纪廷夕斜撑着下巴,“这更符合瑟恩组织的特点了,不是吗?能把人神不知鬼不觉地送走,如果再大胆一点猜想,没准他现在已经离开了百伦廷,到了安全地带。”
白卓沉吟片刻,问:“您不久前,才检查了地下管道吧?”
“地下管道太过庞大,不可能盯得完,而且也不是他们唯一通道——事实证明,不管他们使用什么通道,我们都追查不到。

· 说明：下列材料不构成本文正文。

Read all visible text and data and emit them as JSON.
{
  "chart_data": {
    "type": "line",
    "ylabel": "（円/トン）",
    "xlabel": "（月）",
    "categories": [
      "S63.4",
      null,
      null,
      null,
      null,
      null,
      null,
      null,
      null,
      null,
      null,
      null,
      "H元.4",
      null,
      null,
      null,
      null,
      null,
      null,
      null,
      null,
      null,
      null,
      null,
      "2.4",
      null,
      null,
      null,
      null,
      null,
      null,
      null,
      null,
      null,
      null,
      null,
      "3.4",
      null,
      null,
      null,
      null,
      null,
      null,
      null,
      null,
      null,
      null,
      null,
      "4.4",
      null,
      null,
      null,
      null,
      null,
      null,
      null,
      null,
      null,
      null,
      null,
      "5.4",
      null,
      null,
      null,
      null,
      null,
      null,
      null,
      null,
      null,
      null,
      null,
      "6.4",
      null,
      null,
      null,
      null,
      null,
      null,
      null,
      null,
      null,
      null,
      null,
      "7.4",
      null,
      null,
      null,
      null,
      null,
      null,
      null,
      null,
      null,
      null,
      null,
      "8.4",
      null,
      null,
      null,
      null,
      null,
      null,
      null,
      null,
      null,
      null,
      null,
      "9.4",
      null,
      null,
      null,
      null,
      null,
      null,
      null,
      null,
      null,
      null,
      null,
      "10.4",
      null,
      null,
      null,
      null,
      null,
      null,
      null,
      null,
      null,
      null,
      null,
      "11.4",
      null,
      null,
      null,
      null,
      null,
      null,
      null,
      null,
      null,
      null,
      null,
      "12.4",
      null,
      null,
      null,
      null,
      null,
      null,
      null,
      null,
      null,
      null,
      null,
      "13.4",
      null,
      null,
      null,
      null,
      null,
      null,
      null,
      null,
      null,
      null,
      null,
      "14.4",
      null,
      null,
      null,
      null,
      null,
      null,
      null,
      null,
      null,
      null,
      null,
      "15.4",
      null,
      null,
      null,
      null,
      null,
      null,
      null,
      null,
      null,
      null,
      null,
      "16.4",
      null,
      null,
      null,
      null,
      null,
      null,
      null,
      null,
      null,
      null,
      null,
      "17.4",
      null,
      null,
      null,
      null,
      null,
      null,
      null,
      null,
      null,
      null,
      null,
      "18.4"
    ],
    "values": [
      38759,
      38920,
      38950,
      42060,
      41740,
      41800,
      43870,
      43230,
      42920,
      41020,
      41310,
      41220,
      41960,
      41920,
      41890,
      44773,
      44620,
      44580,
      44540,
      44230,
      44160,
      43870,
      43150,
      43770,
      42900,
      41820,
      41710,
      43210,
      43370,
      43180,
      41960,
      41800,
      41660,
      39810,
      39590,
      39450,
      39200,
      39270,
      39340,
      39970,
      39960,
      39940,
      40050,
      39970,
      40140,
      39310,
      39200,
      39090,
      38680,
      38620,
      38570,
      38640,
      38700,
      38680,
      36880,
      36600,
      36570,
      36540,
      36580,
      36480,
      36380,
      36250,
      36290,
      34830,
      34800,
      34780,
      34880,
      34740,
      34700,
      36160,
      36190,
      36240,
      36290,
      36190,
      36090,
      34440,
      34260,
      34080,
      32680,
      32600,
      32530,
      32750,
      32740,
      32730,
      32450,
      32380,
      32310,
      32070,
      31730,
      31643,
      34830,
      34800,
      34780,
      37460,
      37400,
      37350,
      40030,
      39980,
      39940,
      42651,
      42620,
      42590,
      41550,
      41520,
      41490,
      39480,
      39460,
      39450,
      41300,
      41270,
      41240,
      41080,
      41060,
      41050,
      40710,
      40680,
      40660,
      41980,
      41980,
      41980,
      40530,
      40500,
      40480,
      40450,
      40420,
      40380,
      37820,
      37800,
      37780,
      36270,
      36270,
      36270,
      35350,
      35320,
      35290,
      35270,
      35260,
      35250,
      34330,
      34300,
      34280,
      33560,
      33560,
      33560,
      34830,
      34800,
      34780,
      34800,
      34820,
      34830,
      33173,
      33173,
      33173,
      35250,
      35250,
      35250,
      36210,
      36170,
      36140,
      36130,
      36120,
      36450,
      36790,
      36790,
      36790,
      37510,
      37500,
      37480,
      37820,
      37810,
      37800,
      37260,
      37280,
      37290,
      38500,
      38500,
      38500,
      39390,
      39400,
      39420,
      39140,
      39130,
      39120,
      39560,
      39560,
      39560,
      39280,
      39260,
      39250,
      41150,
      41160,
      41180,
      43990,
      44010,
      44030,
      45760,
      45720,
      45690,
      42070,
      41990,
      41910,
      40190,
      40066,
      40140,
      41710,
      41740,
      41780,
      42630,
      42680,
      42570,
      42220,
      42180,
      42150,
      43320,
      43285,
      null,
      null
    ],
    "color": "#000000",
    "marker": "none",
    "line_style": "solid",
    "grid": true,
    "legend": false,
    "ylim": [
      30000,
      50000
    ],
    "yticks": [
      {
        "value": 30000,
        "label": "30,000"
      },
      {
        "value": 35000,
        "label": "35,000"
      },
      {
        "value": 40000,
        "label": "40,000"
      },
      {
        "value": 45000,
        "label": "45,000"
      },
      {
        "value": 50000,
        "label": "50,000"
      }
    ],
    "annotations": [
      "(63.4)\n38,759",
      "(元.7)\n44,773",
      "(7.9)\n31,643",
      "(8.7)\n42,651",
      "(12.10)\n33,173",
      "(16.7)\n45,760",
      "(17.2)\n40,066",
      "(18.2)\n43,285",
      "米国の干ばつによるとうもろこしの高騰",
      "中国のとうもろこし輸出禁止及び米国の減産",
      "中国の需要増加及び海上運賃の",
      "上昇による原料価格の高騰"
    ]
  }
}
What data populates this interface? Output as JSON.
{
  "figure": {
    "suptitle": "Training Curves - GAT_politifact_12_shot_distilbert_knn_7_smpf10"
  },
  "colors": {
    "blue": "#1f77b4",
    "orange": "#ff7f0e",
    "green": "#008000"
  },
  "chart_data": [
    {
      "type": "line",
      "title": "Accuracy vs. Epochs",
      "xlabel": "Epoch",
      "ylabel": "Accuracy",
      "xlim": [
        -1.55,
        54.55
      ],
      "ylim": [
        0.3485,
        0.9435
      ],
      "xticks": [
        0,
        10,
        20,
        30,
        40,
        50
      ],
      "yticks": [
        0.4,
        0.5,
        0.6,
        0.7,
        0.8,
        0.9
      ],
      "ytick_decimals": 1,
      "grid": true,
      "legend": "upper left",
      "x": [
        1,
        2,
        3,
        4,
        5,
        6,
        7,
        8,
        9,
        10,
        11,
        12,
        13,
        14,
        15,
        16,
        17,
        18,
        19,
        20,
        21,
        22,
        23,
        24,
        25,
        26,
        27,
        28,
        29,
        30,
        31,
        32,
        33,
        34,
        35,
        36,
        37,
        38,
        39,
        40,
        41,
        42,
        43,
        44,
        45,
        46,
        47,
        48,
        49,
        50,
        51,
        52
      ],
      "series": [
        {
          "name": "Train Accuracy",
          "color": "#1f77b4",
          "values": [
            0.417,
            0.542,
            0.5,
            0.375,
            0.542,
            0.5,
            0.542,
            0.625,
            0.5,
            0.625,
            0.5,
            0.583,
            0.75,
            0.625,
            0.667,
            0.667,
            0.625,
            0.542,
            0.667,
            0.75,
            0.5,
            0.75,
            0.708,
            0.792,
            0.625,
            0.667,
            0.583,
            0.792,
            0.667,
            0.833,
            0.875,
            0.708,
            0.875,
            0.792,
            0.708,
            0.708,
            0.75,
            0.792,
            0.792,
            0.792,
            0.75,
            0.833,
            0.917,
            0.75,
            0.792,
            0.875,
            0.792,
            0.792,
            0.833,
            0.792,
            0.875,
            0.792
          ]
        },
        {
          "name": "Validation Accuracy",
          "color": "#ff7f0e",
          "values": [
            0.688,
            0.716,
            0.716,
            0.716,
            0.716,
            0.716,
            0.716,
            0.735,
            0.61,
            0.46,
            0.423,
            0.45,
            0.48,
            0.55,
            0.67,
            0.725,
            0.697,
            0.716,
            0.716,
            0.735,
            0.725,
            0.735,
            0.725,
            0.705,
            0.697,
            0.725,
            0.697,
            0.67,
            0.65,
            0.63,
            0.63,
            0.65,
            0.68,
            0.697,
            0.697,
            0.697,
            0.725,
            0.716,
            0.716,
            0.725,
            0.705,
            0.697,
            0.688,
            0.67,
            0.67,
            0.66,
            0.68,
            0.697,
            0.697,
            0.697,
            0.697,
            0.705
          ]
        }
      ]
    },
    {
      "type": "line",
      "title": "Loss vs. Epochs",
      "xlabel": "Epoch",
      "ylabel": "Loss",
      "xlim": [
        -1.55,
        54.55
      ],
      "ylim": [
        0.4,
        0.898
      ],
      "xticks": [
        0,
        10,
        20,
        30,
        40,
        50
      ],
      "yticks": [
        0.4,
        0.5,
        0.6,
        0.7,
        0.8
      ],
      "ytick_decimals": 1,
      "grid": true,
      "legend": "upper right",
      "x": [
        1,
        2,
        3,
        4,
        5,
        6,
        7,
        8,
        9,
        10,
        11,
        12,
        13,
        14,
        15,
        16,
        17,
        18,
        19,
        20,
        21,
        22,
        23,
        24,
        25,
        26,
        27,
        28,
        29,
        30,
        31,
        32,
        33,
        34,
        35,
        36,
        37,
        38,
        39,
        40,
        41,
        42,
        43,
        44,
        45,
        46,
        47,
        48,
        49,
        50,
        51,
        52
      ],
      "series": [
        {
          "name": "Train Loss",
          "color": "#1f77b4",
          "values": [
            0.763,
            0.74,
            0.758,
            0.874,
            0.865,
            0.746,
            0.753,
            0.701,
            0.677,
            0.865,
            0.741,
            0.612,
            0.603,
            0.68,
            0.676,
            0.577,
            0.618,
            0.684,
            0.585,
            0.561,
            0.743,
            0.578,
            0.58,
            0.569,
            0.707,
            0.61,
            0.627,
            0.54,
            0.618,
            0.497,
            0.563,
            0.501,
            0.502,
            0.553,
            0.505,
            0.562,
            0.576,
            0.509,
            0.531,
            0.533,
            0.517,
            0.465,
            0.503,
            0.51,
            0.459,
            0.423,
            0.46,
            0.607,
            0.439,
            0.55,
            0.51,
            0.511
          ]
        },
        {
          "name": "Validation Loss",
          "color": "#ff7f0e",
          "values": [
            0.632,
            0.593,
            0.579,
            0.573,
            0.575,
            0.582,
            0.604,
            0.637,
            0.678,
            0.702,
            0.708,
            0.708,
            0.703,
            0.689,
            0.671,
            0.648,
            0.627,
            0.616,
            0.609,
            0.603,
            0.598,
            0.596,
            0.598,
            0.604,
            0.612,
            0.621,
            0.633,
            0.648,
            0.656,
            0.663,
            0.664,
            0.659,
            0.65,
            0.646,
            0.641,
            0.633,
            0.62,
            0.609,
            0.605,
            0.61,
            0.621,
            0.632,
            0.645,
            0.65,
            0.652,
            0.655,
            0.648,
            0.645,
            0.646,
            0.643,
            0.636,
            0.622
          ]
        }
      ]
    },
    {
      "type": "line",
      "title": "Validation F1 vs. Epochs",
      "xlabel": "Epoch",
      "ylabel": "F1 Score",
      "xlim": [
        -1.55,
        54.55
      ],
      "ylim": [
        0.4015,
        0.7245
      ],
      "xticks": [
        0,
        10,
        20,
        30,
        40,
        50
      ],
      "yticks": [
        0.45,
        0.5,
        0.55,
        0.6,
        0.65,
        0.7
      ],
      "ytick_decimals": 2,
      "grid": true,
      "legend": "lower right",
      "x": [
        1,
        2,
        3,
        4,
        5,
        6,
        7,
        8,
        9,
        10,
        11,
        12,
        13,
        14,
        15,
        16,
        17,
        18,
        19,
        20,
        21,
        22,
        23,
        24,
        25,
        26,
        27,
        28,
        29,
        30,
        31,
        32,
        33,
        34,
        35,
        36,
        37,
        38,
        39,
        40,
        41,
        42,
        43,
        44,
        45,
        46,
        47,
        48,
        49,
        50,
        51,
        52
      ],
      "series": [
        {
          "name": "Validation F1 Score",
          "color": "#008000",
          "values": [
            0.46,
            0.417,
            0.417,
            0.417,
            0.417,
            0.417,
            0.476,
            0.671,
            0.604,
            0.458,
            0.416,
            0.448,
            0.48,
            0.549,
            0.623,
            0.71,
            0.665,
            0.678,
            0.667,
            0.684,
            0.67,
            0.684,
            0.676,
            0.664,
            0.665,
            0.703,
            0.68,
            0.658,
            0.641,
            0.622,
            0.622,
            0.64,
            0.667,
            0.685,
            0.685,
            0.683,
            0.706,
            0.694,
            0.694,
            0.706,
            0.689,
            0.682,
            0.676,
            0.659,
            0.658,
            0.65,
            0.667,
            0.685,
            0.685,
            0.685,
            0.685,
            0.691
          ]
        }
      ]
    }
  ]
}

”
白卓附和着干笑了两声,这么个奇耻大辱,就被她这么水灵灵地讲了出来,可真是不害臊啊!
干笑完,室内陷入沉默,问题凸显而出。
能够逃避追查,快速离开,证明瑟恩组织,在城市建立了不止一条“密径”,站点之间配合密切,操作规范。
这又进一步证明,他们在城里的浸润扎根,已经非常之深,每个街道、路口、监控,甚至是卫院和警署巡查的路线,都被摸得一清二楚。
就像是老鼠,在看不见的地方挖洞安窝,忽然出现在人的视野之中,又能忽然消失不见,可能趁午夜熟睡时,还会冷不丁溜进人家里,在床头溜上一圈。
审听室内,众人低调地打了个哆嗦。
灭鼠的药物,他们可以买;但灭瑟恩人的药物,他们得自己配。
普宁休其实一直存有疑惑,这个疑惑,让他直到现在都还在怀疑,是不是抓错了人。
“纪处,如果实验分析的结果,说明她在销毁证据,那她为什么不直接逃走呢?他们的线路已经这么完备,直接逃走,不是更安全省事吗?”
纪廷夕的目光,第一次出现涣散,投向监控屏幕,但又没落在屏幕之上,中途就掉落在其他地方。
“应该是为了某个人。”
如果她逃走了,那现在坐在审讯室里的,就是那个人了。
现在时间,来到了晚上七点半,距离最后期限,还有四个半小时。到了午夜,如果还没有结果,院门就会开启,放众人回家。
“用刑吧,”白卓的责任心再次发挥作用,“我用刑的目的,不是伤她的身体,是分散她的意志,之前百试百灵,肯定能把话问出来!”
“是吗?”纪廷夕看起来并不相信,“你这么有信心?”
“是啊,之前立博派的那些‘正人君子’,恨透了我们,面对审讯别说配合,一个字都不肯多说,但我总有法子让他们开口,吐出关键信息来!”
纪廷夕涣散的目光,终于重拾起来,回归眼珠中央。这一次,她好生地打量了一番白卓,似乎在确认他信心,到底值不值得她的信任。
最后,她没有给出答复,甚至没有说任何一句话。
她正了正灰衬衫上的褶皱,无声离开了这个房间。
……
纪廷夕一走,白卓瞬间成为司查科内最大的官,凭借地位优势,立刻发号施令——
“快,把她绑到拷训室去!”
普宁休吃惊,“白科,纪处刚刚没有同意吧?”
“但她也没有否认不是吗?相当于默许。”
普宁休虽然在司查科,专管审讯,但许久没碰过刑具,都快生疏,乍然要拷问,还真不习惯。
“要不然,咱们还是请示一下纪处,得到明确允许后,再进行?”
“纪处是去跟院长做汇报,这个时候不能打扰她。而且我们如果问出结果,对于她来说,就是最大的帮助,你说是不是这个道理?”
见普宁休还在犹豫,白卓攥起帽子,一抽他的肩头。
“嫌犯死皮赖脸,都快把你当猴耍了,你还讲究方式方法呢!有这么个善心,不如用到路边的蚂蚁身上,走路时悠着点,别踩到人家搬运粮食。”
苦坐了快一天,夏烈终于换了个位置,由坐为站。只是手臂和双脚依然被束,像是稻草人,被绑在大字架上,不管是核心还是四肢,都用不上半点力气。
拷讯室的设备,都是白卓的老朋友,太久没见,他不禁前去逐一抚摸,拂去上面的灰尘。
“你知道这个叫什么吗?”白卓将仪器打开。
夏烈见那仪器,导线缠绕,末端尖锐,主体又是一正正方方的箱子,像是个除颤仪,面板上还有数值提示。